Wednesday, March 13, 2013

"And I'm standing in your doorway ..."

In Sally Belfrage's Living with War: A Belfast Year, a Belfast resident describes standard nighttime practices in the Northern Irish capital: "When you go to bed at night in Belfast that's what you do—you put everything in front of the fuckin' door." This is to prevent the unwanted from entering, of course.

Publically, during interviews with journalists, on stage in between songs, with friends and family even, Van Morrison piles up everything in front of his door. He wishes for no intrusions, no assaults on his solitude, no unwanted visitors. He is taciturn and testy, boorish and blustery. When the Belfast Blues Appreciation Society placed a small, brass plaque on Morrison's 125 Hyndford Street home, Morrison reacted angrily; a newspaper reporter wrote that the plaque should have read "Van Morrison was miserable here."

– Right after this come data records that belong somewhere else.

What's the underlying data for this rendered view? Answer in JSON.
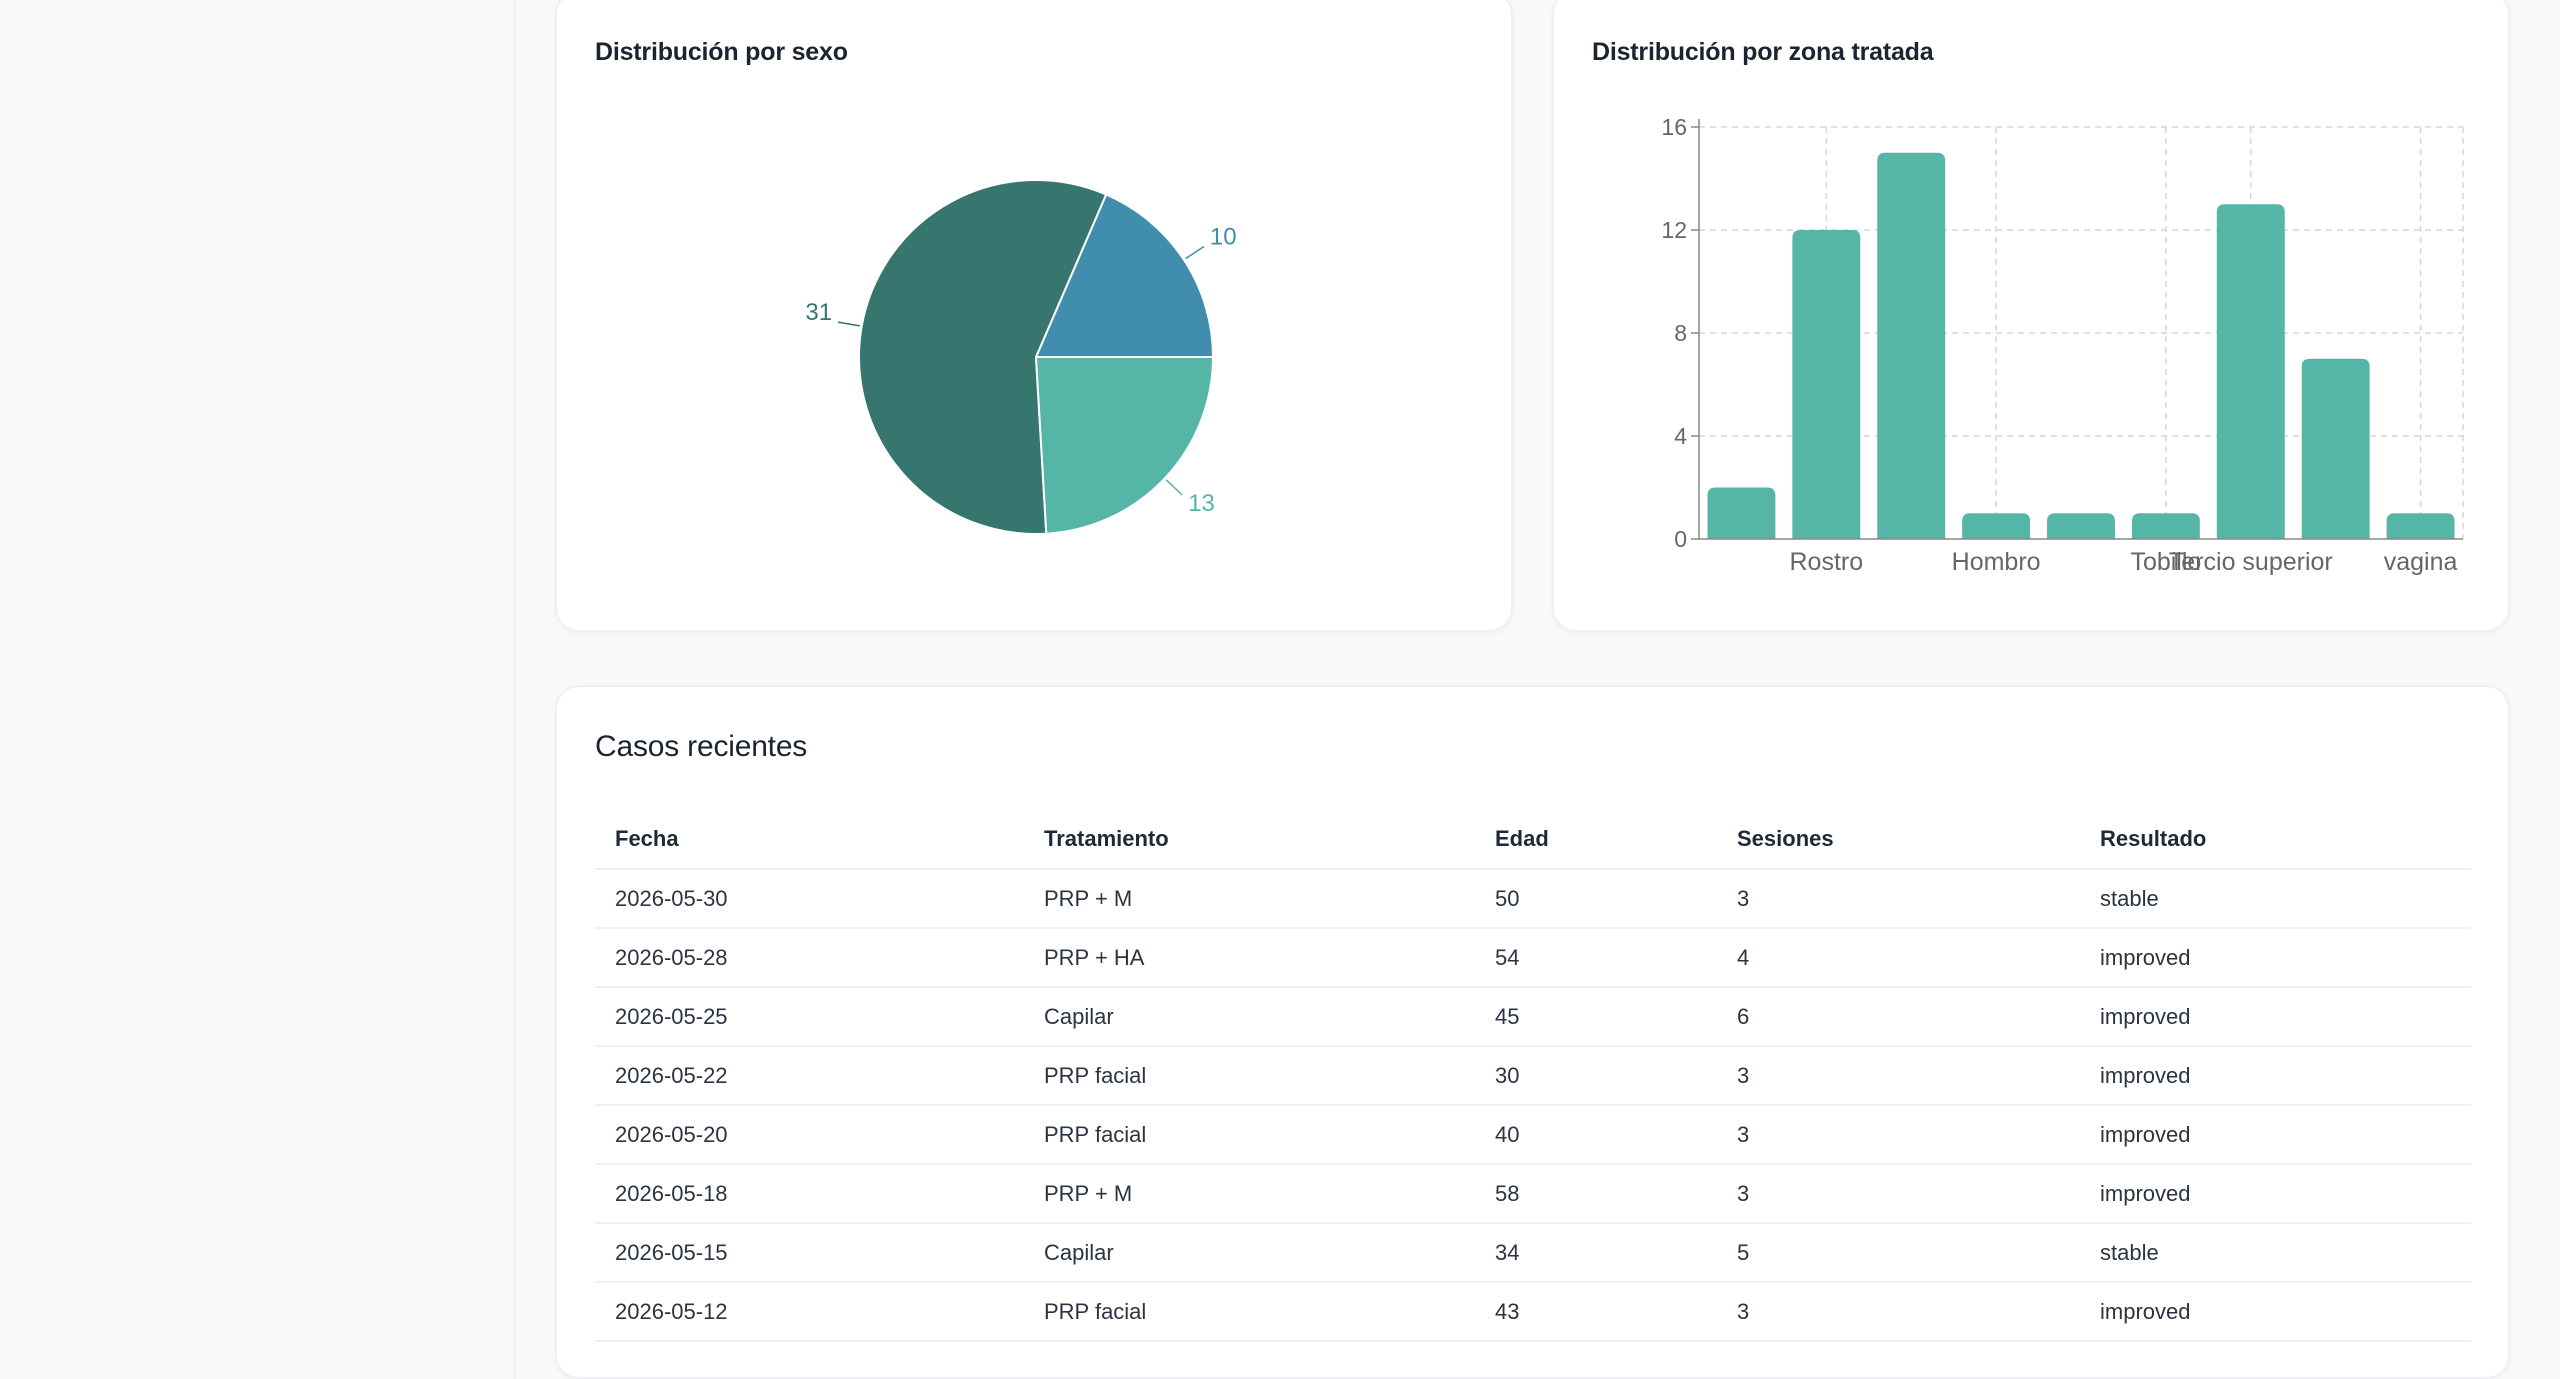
{
  "cards": {
    "sexo_title": "Distribución por sexo",
    "zona_title": "Distribución por zona tratada",
    "casos_title": "Casos recientes"
  },
  "colors": {
    "teal_light": "#55b5a6",
    "teal_dark": "#36766e",
    "blue": "#418dae"
  },
  "chart_data": [
    {
      "type": "pie",
      "title": "Distribución por sexo",
      "slices": [
        {
          "value": 10,
          "color": "#418dae"
        },
        {
          "value": 31,
          "color": "#36766e"
        },
        {
          "value": 13,
          "color": "#55b5a6"
        }
      ]
    },
    {
      "type": "bar",
      "title": "Distribución por zona tratada",
      "categories": [
        "",
        "Rostro",
        "",
        "Hombro",
        "",
        "Tobillo",
        "Tercio superior",
        "",
        "vagina"
      ],
      "values": [
        2,
        12,
        15,
        1,
        1,
        1,
        13,
        7,
        1
      ],
      "ylim": [
        0,
        16
      ],
      "yticks": [
        0,
        4,
        8,
        12,
        16
      ],
      "grid": true,
      "color": "#55b5a6"
    }
  ],
  "table": {
    "headers": [
      "Fecha",
      "Tratamiento",
      "Edad",
      "Sesiones",
      "Resultado"
    ],
    "rows": [
      [
        "2026-05-30",
        "PRP + M",
        "50",
        "3",
        "stable"
      ],
      [
        "2026-05-28",
        "PRP + HA",
        "54",
        "4",
        "improved"
      ],
      [
        "2026-05-25",
        "Capilar",
        "45",
        "6",
        "improved"
      ],
      [
        "2026-05-22",
        "PRP facial",
        "30",
        "3",
        "improved"
      ],
      [
        "2026-05-20",
        "PRP facial",
        "40",
        "3",
        "improved"
      ],
      [
        "2026-05-18",
        "PRP + M",
        "58",
        "3",
        "improved"
      ],
      [
        "2026-05-15",
        "Capilar",
        "34",
        "5",
        "stable"
      ],
      [
        "2026-05-12",
        "PRP facial",
        "43",
        "3",
        "improved"
      ]
    ]
  }
}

But in song, Morrison pushes away the barricades; the door is flung wide, all are permitted to enter. Emotions and musings and sentiments normally swathed in thick, dark cloth are left exposed to harsh light. The Chieftains' Paddy Moloney, who collaborated with Morrison for 1988's Irish Heartbeat, once alluded to how creating music was an unfettering experience for the songwriter. "He's in a cage otherwise," Moloney observed.

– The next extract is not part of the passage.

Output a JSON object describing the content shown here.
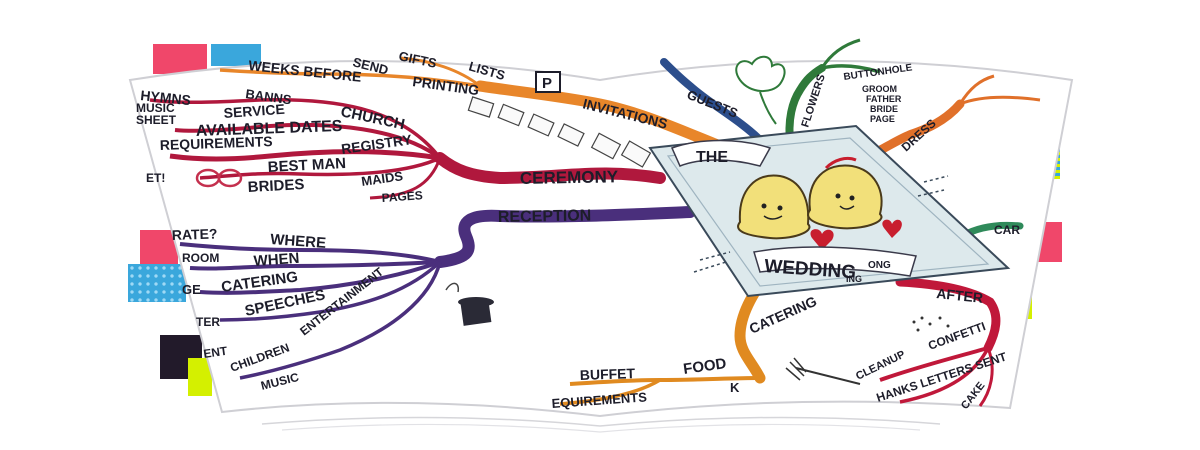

In "Ballerina," Morrison's open-door honesty is on full display. He's paralyzed by nerves—his future is balanced on the point of a pin—but he achieves a sort of relief by declaring his anxieties to all who will listen. "And I'm standing in your doorway," Morrison sings. "And I'm mumbling and I can't remember the last thing that ran through my head."

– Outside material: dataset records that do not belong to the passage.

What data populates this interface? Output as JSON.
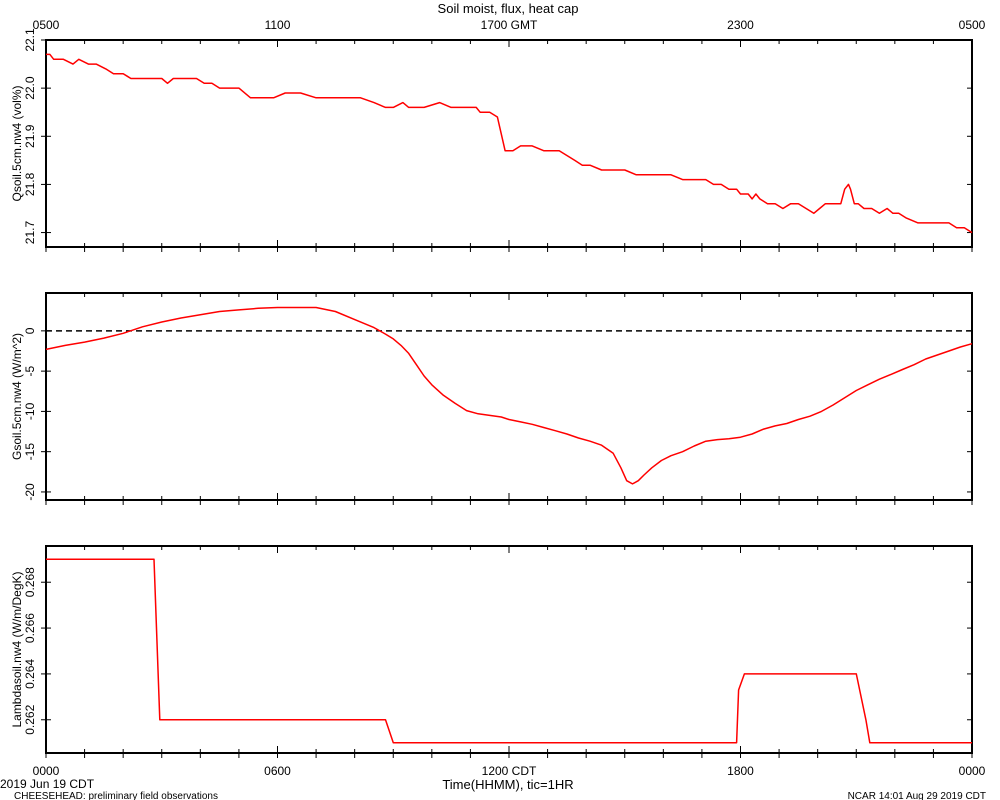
{
  "title": "Soil moist, flux, heat cap",
  "top_axis": {
    "ticks": [
      {
        "hours": 0,
        "label": "0500"
      },
      {
        "hours": 6,
        "label": "1100"
      },
      {
        "hours": 12,
        "label": "1700 GMT"
      },
      {
        "hours": 18,
        "label": "2300"
      },
      {
        "hours": 24,
        "label": "0500"
      }
    ]
  },
  "bottom_axis": {
    "ticks": [
      {
        "hours": 0,
        "label": "0000"
      },
      {
        "hours": 6,
        "label": "0600"
      },
      {
        "hours": 12,
        "label": "1200 CDT"
      },
      {
        "hours": 18,
        "label": "1800"
      },
      {
        "hours": 24,
        "label": "0000"
      }
    ],
    "xlabel": "Time(HHMM), tic=1HR",
    "date_label": "2019 Jun 19 CDT"
  },
  "footer": {
    "left": "CHEESEHEAD: preliminary field observations",
    "right": "NCAR 14:01 Aug 29 2019 CDT"
  },
  "colors": {
    "series": "#ff0000",
    "axis": "#000000",
    "zero_line": "#000000"
  },
  "chart_data": [
    {
      "type": "line",
      "ylabel": "Qsoil.5cm.nw4 (vol%)",
      "xlim": [
        0,
        24
      ],
      "ylim": [
        21.67,
        22.1
      ],
      "yticks": [
        21.7,
        21.8,
        21.9,
        22.0,
        22.1
      ],
      "ytick_labels": [
        "21.7",
        "21.8",
        "21.9",
        "22.0",
        "22.1"
      ],
      "grid": false,
      "x": [
        0,
        0.1,
        0.2,
        0.45,
        0.7,
        0.85,
        1.1,
        1.3,
        1.55,
        1.75,
        2.0,
        2.2,
        2.4,
        2.6,
        3.0,
        3.15,
        3.3,
        3.6,
        3.9,
        4.1,
        4.3,
        4.5,
        4.75,
        5.0,
        5.3,
        5.6,
        5.9,
        6.2,
        6.6,
        7.0,
        7.3,
        7.55,
        7.9,
        8.15,
        8.5,
        8.8,
        9.0,
        9.25,
        9.4,
        9.6,
        9.8,
        10.2,
        10.5,
        10.7,
        10.9,
        11.0,
        11.15,
        11.25,
        11.35,
        11.5,
        11.7,
        11.9,
        12.1,
        12.3,
        12.6,
        12.9,
        13.1,
        13.3,
        13.5,
        13.7,
        13.9,
        14.1,
        14.4,
        14.7,
        15.0,
        15.3,
        15.6,
        15.9,
        16.2,
        16.5,
        16.8,
        17.1,
        17.3,
        17.5,
        17.7,
        17.9,
        18.0,
        18.2,
        18.3,
        18.4,
        18.5,
        18.7,
        18.9,
        19.1,
        19.3,
        19.5,
        19.7,
        19.9,
        20.05,
        20.2,
        20.4,
        20.6,
        20.7,
        20.8,
        20.85,
        20.95,
        21.05,
        21.2,
        21.4,
        21.6,
        21.8,
        21.95,
        22.1,
        22.3,
        22.6,
        22.9,
        23.2,
        23.4,
        23.6,
        23.8,
        24.0
      ],
      "y": [
        22.07,
        22.07,
        22.06,
        22.06,
        22.05,
        22.06,
        22.05,
        22.05,
        22.04,
        22.03,
        22.03,
        22.02,
        22.02,
        22.02,
        22.02,
        22.01,
        22.02,
        22.02,
        22.02,
        22.01,
        22.01,
        22.0,
        22.0,
        22.0,
        21.98,
        21.98,
        21.98,
        21.99,
        21.99,
        21.98,
        21.98,
        21.98,
        21.98,
        21.98,
        21.97,
        21.96,
        21.96,
        21.97,
        21.96,
        21.96,
        21.96,
        21.97,
        21.96,
        21.96,
        21.96,
        21.96,
        21.96,
        21.95,
        21.95,
        21.95,
        21.94,
        21.87,
        21.87,
        21.88,
        21.88,
        21.87,
        21.87,
        21.87,
        21.86,
        21.85,
        21.84,
        21.84,
        21.83,
        21.83,
        21.83,
        21.82,
        21.82,
        21.82,
        21.82,
        21.81,
        21.81,
        21.81,
        21.8,
        21.8,
        21.79,
        21.79,
        21.78,
        21.78,
        21.77,
        21.78,
        21.77,
        21.76,
        21.76,
        21.75,
        21.76,
        21.76,
        21.75,
        21.74,
        21.75,
        21.76,
        21.76,
        21.76,
        21.79,
        21.8,
        21.79,
        21.76,
        21.76,
        21.75,
        21.75,
        21.74,
        21.75,
        21.74,
        21.74,
        21.73,
        21.72,
        21.72,
        21.72,
        21.72,
        21.71,
        21.71,
        21.7
      ]
    },
    {
      "type": "line",
      "ylabel": "Gsoil.5cm.nw4 (W/m^2)",
      "xlim": [
        0,
        24
      ],
      "ylim": [
        -21,
        4.7
      ],
      "yticks": [
        -20,
        -15,
        -10,
        -5,
        0
      ],
      "ytick_labels": [
        "-20",
        "-15",
        "-10",
        "-5",
        "0"
      ],
      "reference_line": {
        "y": 0,
        "style": "dashed"
      },
      "grid": false,
      "x": [
        0,
        0.5,
        1.0,
        1.5,
        2.0,
        2.5,
        3.0,
        3.5,
        4.0,
        4.5,
        5.0,
        5.5,
        6.0,
        6.5,
        7.0,
        7.5,
        8.0,
        8.5,
        8.8,
        9.0,
        9.2,
        9.4,
        9.6,
        9.8,
        10.0,
        10.3,
        10.6,
        10.9,
        11.2,
        11.5,
        11.8,
        12.0,
        12.3,
        12.6,
        12.9,
        13.2,
        13.5,
        13.8,
        14.1,
        14.4,
        14.7,
        14.9,
        15.05,
        15.2,
        15.35,
        15.5,
        15.7,
        15.95,
        16.2,
        16.5,
        16.8,
        17.1,
        17.4,
        17.7,
        18.0,
        18.3,
        18.6,
        18.9,
        19.2,
        19.5,
        19.8,
        20.1,
        20.4,
        20.7,
        21.0,
        21.3,
        21.6,
        21.9,
        22.2,
        22.5,
        22.8,
        23.1,
        23.4,
        23.7,
        24.0
      ],
      "y": [
        -2.3,
        -1.8,
        -1.4,
        -0.9,
        -0.3,
        0.5,
        1.1,
        1.6,
        2.0,
        2.4,
        2.6,
        2.8,
        2.9,
        2.9,
        2.9,
        2.4,
        1.4,
        0.4,
        -0.4,
        -1.0,
        -1.8,
        -2.8,
        -4.2,
        -5.6,
        -6.7,
        -8.0,
        -9.0,
        -9.9,
        -10.3,
        -10.5,
        -10.7,
        -11.0,
        -11.3,
        -11.6,
        -12.0,
        -12.4,
        -12.8,
        -13.3,
        -13.7,
        -14.2,
        -15.2,
        -17.0,
        -18.6,
        -19.0,
        -18.6,
        -17.9,
        -17.0,
        -16.1,
        -15.5,
        -15.0,
        -14.3,
        -13.7,
        -13.5,
        -13.4,
        -13.2,
        -12.8,
        -12.2,
        -11.8,
        -11.5,
        -11.0,
        -10.6,
        -10.0,
        -9.2,
        -8.3,
        -7.4,
        -6.7,
        -6.0,
        -5.4,
        -4.8,
        -4.2,
        -3.5,
        -3.0,
        -2.5,
        -2.0,
        -1.6
      ]
    },
    {
      "type": "line",
      "ylabel": "Lambdasoil.nw4 (W/m/DegK)",
      "xlim": [
        0,
        24
      ],
      "ylim": [
        0.26055,
        0.26958
      ],
      "yticks": [
        0.262,
        0.264,
        0.266,
        0.268
      ],
      "ytick_labels": [
        "0.262",
        "0.264",
        "0.266",
        "0.268"
      ],
      "grid": false,
      "x": [
        0,
        2.8,
        2.95,
        3.0,
        8.8,
        8.9,
        9.0,
        9.5,
        17.5,
        17.9,
        17.95,
        18.1,
        18.5,
        21.0,
        21.25,
        21.35,
        21.7,
        24.0
      ],
      "y": [
        0.269,
        0.269,
        0.262,
        0.262,
        0.262,
        0.2615,
        0.261,
        0.261,
        0.261,
        0.261,
        0.2633,
        0.264,
        0.264,
        0.264,
        0.262,
        0.261,
        0.261,
        0.261
      ]
    }
  ]
}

Morrison knows the doorway—it could be a doorway into a front hall, a kitchen, maybe a bedroom—is the first step on an extensive journey, that traversing the wide expanse of space before him will not only bring him closer to the object of his affection but also take him further away from himself, that here exists a potentially crucial moment where crystalline reason suddenly shatters and one just simply acts, that every subsequent occurrence in life where he discovers himself balanced on a precipice will inevitably return him to this instance, this doorway, this decision.

On an unrelated note that may interest no one: I have long associated the aforementioned lyric from "Ballerina" with the above picture.